Following this, more unregulated sites began offering players the chance to bet on esports matches using skins as the betting currency. Some sites even let skin bettors use skins to wager on casino-style games of chance, such as roulette and coin flips.

As skin gambling is against UK gambling laws, Valve has attempted to control and prevent it, and many sites have been shut down over the last few years. However, skin gambling continues to exist in an unregulated black market that has introduced gambling to players as young as 11.

Legal status of loot boxes

While the UK Gambling Commission (UKGC) recognises the potential risk of loot boxes, it ruled in 2017 that loot boxes do not contradict UK gambling laws, a stance that was repeated in 2018. The chief reasoning behind the position is that players do not receive real money prizes, which means loot boxes don’t break the gambling laws set by parliament. However, the 2017 statement did state that it is concerned of instances “where the line between video gaming and gambling is becoming increasingly blurred.”

Other countries have come down harder on video game developers. Belgium has banned real money loot boxes, with authorities emphasising the danger posed to children and the mental health of gamers overall. The decision came after an investigation into CS:GO, Overwatch, FIFA 18 and Star Wars Battlefront II. EA, the developer of FIFA, challenged the ruling, arguing that its in-game packs aren’t gambling as players receive a specified number of items and cannot cash out or sell virtual items. However, they eventually backed down and have now removed the option of in-game purchases for Belgian gamers.

The Netherlands has also ruled that loot boxes which reward players with transferable content are illegal, while a report commissioned by the Australian government concluded that purchasing loot boxes is “psychologically akin to gambling”.

When it comes to skin gambling, the UKGC’s stance is somewhat clearer than it is on loot boxes. In a 2017 report, the Commission stated that any site offering gambling facilities, including skin betting, requires a valid gambling licence. Unlicensed sites offering skin betting are therefore illegal and open to potential closure and penalties. The UKGC has urged developers like Valve to crack down on skin gambling sites and has also prosecuted individuals for running gambling websites linked to video games.

The future of loot boxes

The increasing scrutiny on loot boxes and skin gambling, coupled with the rulings of Belgium and the Netherlands, has already had a significant effect on the gaming industry. Some have called on developers to take action to prevent more governments from introducing potentially restrictive legislation.

A few developers have already begun making changes to their games. For example, Blizzard recently removed real money loot boxes from Heroes of the Storm. While Blizzard didn’t specify a reason for its decision, it’s speculated that it may be testing the effects of removing loot boxes on one of its smaller titles. Fortnite, a hugely popular video game among children and adults, recently announced that its loot boxes will become see through, so players know what they’re buying.
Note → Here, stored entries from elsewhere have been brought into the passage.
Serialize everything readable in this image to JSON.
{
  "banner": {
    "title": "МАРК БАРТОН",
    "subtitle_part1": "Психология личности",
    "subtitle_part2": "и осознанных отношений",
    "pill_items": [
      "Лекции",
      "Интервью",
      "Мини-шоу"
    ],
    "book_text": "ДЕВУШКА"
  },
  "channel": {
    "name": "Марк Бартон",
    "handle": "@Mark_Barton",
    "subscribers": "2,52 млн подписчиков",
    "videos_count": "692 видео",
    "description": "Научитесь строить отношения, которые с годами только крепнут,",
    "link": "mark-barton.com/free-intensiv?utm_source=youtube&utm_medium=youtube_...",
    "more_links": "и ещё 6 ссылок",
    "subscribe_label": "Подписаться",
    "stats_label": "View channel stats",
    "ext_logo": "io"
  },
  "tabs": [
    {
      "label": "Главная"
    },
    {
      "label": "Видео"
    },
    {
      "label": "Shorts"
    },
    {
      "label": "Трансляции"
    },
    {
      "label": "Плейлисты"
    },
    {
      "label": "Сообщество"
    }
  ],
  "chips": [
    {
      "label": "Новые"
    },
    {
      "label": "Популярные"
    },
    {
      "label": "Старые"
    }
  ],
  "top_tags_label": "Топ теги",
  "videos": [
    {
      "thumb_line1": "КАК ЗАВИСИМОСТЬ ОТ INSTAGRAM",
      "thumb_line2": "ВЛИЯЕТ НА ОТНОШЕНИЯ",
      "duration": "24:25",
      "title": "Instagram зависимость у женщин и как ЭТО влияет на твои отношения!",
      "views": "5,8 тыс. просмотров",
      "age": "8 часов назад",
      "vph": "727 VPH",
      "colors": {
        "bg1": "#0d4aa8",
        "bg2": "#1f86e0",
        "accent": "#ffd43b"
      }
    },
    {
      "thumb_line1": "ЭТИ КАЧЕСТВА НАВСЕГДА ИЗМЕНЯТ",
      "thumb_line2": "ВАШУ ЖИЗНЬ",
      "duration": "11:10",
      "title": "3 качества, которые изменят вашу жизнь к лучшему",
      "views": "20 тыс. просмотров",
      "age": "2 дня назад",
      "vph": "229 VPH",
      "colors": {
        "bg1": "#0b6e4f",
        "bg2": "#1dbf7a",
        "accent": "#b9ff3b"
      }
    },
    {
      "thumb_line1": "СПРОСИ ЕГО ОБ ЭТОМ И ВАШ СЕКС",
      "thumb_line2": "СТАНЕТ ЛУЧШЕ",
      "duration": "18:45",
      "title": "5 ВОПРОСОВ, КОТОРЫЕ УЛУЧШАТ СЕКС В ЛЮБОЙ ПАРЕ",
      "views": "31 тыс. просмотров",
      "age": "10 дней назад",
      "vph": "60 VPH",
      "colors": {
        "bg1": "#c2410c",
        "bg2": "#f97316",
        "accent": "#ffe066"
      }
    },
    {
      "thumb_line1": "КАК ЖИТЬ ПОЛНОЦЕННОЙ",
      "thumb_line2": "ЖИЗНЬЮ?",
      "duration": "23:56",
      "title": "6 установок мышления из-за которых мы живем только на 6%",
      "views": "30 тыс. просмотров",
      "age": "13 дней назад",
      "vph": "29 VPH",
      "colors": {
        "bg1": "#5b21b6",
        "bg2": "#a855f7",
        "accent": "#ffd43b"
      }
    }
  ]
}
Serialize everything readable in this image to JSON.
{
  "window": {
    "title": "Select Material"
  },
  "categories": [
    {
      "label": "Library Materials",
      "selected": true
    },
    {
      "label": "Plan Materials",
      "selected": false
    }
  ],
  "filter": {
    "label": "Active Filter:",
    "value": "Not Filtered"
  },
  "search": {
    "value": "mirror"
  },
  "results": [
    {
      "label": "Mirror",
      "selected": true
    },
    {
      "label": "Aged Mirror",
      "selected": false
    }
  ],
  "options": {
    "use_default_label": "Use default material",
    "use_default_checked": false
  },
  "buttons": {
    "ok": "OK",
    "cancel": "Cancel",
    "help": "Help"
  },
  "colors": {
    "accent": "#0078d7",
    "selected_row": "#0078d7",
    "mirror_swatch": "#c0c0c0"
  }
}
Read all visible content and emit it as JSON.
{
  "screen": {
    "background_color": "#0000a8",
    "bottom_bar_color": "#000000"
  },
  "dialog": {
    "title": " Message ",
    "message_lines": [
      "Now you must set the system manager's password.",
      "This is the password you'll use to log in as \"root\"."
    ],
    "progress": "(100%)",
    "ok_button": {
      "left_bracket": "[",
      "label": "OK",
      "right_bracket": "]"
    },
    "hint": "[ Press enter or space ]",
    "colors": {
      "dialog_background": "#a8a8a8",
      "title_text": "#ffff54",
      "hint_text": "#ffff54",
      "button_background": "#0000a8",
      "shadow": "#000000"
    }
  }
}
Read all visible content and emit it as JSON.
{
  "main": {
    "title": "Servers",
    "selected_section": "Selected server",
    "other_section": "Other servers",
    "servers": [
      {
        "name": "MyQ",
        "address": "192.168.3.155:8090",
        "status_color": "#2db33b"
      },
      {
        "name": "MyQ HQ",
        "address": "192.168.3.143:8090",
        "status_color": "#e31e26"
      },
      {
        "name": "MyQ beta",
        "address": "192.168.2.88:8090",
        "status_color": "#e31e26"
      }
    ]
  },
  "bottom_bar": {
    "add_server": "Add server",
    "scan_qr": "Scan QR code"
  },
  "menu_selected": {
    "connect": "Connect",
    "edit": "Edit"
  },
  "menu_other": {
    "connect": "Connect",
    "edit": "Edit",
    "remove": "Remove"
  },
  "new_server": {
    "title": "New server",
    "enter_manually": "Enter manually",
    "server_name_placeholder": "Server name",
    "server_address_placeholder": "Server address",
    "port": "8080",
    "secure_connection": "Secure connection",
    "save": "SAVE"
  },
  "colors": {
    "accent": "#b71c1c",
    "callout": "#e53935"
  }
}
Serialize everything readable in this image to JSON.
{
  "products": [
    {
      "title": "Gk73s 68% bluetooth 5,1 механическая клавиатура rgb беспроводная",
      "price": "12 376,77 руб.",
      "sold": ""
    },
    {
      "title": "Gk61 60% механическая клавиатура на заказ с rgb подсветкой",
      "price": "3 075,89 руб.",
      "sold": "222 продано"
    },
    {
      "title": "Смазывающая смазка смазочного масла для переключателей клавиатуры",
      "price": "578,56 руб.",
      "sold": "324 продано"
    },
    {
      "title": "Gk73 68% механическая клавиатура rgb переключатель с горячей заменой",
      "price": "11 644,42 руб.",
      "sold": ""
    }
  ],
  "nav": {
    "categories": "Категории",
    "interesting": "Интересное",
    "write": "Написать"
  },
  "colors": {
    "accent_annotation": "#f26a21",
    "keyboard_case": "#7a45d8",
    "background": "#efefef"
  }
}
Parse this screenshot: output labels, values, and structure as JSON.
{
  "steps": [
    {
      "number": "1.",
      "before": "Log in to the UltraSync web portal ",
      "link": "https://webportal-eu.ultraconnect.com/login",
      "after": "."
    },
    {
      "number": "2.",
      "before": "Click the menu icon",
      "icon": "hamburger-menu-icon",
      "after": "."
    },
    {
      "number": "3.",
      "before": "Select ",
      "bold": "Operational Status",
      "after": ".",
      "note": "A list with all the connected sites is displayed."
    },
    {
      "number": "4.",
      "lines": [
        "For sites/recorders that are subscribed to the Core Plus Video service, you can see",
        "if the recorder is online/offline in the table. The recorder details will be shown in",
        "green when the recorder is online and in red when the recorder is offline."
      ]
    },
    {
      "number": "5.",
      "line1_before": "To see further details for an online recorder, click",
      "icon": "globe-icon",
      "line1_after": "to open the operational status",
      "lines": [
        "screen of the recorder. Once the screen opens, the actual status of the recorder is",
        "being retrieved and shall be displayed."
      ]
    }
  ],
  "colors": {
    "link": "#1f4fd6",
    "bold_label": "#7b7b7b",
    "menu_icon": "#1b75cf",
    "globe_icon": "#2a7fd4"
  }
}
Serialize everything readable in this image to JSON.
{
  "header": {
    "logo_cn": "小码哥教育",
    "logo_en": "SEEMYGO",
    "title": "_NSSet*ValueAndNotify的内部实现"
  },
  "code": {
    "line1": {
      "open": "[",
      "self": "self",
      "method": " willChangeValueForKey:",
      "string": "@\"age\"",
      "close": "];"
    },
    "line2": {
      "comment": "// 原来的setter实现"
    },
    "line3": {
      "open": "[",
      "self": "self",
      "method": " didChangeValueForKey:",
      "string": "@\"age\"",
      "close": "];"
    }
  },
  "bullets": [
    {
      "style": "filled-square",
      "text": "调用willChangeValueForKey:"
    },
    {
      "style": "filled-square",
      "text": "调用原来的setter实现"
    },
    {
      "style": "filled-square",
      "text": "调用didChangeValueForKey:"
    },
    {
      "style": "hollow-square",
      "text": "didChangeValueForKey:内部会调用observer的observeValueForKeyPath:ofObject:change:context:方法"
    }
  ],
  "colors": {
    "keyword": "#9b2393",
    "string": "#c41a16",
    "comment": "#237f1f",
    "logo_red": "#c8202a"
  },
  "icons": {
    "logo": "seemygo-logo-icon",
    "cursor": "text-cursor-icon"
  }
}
EA has also started publishing the odds of in-game packs on FIFA 19, in a bid to improve the transparency of in-game purchases.

It’s likely that we will see further changes in the world of video gaming as authorities continue to research the issue. 15 gambling regulators, including the UKGC, issued a declaration in September 2018 stating that they will continue to investigate the links between gambling and video games. The UK government has also asked the public for its opinion on the issue.

All this indicates that loot boxes will come under increasing criticism in 2019, though whether more countries will follow the lead of Belgium and the Netherlands is not yet known. However, unless developers continue to take steps towards increasing the safety and transparency of the industry, particularly for underage players, then we could well see more regulation in the future.